Gli autori non si riferiscono a casi singoli, ma a lobby californiane diventate poi "trasversali" nel mondo con tanto di bandiera (arcobaleno) e di canzone di culto (Over the Rainbow) i quali vengono opportunamente foraggiati dai magnati citati. E che rappresentano "gruppi di pressione" all'interno degli schiaramenti politci americani, siano essi democratici che repubblicani.
Altrettanto sta avvenendo da noi con lotte bipartisan per accaparrarsene il consenso.
Poi è chiaro che esistono casi singoli di poveracci come quelli che lei cita.

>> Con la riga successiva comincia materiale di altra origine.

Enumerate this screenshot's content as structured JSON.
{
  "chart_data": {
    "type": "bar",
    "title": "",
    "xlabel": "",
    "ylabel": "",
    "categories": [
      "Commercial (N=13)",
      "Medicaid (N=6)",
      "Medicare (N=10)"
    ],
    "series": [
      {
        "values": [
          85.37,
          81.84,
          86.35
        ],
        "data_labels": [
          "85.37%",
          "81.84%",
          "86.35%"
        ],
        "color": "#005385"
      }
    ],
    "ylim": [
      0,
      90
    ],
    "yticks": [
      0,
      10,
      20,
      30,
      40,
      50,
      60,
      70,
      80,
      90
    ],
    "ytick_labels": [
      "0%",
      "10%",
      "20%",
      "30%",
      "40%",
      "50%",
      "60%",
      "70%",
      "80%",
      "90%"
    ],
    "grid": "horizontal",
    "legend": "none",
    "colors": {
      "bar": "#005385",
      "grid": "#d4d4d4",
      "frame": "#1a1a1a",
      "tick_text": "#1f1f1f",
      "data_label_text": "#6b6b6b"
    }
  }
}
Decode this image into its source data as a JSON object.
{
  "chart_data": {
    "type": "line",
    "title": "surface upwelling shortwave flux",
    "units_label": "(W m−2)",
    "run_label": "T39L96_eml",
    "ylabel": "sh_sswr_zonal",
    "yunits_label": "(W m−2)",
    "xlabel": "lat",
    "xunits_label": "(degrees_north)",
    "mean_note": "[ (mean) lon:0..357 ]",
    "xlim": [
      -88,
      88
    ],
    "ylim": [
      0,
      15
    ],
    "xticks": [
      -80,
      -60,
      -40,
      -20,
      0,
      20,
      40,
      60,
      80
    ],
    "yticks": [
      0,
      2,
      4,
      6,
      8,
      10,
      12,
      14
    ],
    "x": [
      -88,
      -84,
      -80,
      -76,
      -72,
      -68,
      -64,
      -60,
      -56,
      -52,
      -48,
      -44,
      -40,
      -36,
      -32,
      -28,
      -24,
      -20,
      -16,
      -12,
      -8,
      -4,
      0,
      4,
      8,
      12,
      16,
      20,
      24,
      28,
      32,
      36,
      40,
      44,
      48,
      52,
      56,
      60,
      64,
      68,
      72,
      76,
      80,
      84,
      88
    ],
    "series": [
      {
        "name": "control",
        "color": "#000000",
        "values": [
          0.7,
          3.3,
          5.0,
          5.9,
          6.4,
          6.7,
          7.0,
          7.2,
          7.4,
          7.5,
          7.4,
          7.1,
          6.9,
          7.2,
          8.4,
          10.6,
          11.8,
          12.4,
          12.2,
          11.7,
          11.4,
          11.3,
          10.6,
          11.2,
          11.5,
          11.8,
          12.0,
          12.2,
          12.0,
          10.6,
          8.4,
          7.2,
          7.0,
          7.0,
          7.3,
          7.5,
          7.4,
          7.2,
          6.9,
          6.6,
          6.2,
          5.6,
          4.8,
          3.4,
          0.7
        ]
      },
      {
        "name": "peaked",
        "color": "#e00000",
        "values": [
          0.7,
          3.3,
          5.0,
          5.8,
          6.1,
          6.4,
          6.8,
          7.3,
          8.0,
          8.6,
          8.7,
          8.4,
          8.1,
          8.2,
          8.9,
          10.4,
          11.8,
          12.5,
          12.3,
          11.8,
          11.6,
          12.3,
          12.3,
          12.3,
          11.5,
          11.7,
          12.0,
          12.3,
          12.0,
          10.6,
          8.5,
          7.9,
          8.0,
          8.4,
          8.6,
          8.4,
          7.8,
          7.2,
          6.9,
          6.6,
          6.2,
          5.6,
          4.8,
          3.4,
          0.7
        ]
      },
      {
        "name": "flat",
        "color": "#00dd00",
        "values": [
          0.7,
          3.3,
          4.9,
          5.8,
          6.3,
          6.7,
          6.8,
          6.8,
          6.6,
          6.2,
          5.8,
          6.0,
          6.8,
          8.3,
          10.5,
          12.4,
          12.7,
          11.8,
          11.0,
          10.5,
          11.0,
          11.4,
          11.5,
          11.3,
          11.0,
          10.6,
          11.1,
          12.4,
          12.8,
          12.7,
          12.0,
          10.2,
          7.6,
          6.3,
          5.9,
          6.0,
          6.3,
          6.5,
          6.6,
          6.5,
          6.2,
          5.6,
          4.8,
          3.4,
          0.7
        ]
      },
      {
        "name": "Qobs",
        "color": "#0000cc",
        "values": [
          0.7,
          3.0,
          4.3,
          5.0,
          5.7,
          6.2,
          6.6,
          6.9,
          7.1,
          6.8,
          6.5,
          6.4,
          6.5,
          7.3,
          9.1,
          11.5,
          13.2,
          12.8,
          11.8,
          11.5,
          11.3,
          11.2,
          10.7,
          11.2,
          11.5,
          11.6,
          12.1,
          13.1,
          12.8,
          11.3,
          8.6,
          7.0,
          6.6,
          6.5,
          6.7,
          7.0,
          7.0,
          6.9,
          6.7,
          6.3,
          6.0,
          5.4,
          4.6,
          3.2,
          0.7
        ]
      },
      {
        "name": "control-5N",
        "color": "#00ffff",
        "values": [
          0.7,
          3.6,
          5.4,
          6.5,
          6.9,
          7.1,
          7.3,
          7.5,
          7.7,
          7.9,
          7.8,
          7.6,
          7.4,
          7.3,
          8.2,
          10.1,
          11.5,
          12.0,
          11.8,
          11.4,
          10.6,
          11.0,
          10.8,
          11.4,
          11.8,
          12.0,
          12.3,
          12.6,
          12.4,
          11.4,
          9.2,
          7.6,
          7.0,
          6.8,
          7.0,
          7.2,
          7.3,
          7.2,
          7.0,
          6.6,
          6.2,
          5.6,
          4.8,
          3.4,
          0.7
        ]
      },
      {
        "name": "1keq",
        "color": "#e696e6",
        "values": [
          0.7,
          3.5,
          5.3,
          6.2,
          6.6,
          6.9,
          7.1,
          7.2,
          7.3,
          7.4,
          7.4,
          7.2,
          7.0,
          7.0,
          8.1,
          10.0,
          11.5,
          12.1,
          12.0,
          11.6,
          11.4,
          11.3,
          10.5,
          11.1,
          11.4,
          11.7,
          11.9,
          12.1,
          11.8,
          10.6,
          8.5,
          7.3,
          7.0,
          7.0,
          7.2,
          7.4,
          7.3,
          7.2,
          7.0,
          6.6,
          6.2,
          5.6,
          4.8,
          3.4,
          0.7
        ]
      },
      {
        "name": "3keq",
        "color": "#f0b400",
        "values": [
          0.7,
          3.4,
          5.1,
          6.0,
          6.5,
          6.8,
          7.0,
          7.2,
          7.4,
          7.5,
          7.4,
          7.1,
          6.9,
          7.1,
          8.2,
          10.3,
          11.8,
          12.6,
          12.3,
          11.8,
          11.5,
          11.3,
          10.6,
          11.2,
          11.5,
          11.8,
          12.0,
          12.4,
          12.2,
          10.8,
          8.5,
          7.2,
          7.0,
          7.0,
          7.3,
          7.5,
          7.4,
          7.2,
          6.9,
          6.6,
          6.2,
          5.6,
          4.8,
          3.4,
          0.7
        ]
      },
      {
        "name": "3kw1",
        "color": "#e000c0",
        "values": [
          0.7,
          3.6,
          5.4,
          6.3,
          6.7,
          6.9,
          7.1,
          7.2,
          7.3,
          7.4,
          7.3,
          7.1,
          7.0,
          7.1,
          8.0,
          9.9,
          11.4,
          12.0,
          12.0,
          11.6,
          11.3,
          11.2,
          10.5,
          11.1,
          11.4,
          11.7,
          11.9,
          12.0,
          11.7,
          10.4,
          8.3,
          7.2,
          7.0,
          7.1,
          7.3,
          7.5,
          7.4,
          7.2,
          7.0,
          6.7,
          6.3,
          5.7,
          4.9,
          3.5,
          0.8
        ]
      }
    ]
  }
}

Ma si ammetterà che la questione dei Pacs e della "reversibilità" fra uomini o donne dello stesso sesso, pone come minimo, problemi di bilancio. Non ce né per la famiglia naturale, figuriamoci per coppie fasulle e fittizie.
Mi correggo: "non ce n'è per la famiglia naturale".
Oltre a ciò esiste anche un problema di costituzione italiana la quale fa esplicito riferimento alla "famiglia naturale" e al matrimonio tra uomini e donne.
Oppure questa "tanto magnificata Costituzione" di cui si riempiono la bocca Napolitano, Boldrini ecc. la vogliamo tirare fuori solo quando fa comodo e mandare al macero quando non si piega ai capricci delle "minoranze"?
Da ultimo, c'è anche la "riscrittura" del codice civile. E non è cosa da poco.
Tutti i paesi d'Europa e dell'Occidente hanno i Pacs o altre forme di convivenza tra omosessuali riconosciute dallo stato, tranne che qui da noi in Italia
Ernesto
Appunto, lo dice lei stesso. Quello dei gay è un problema "mondiale", e le nazioni vi si devono adeguare: per amore o per forza. Un tempo le nazioni si occupavano dei loro cittadini, applicando semplicemente i loro statuti. Oggi sono costrette ad occuparsi di minoranza transnazionali e di ubbidire all'Agenda dell'ONU.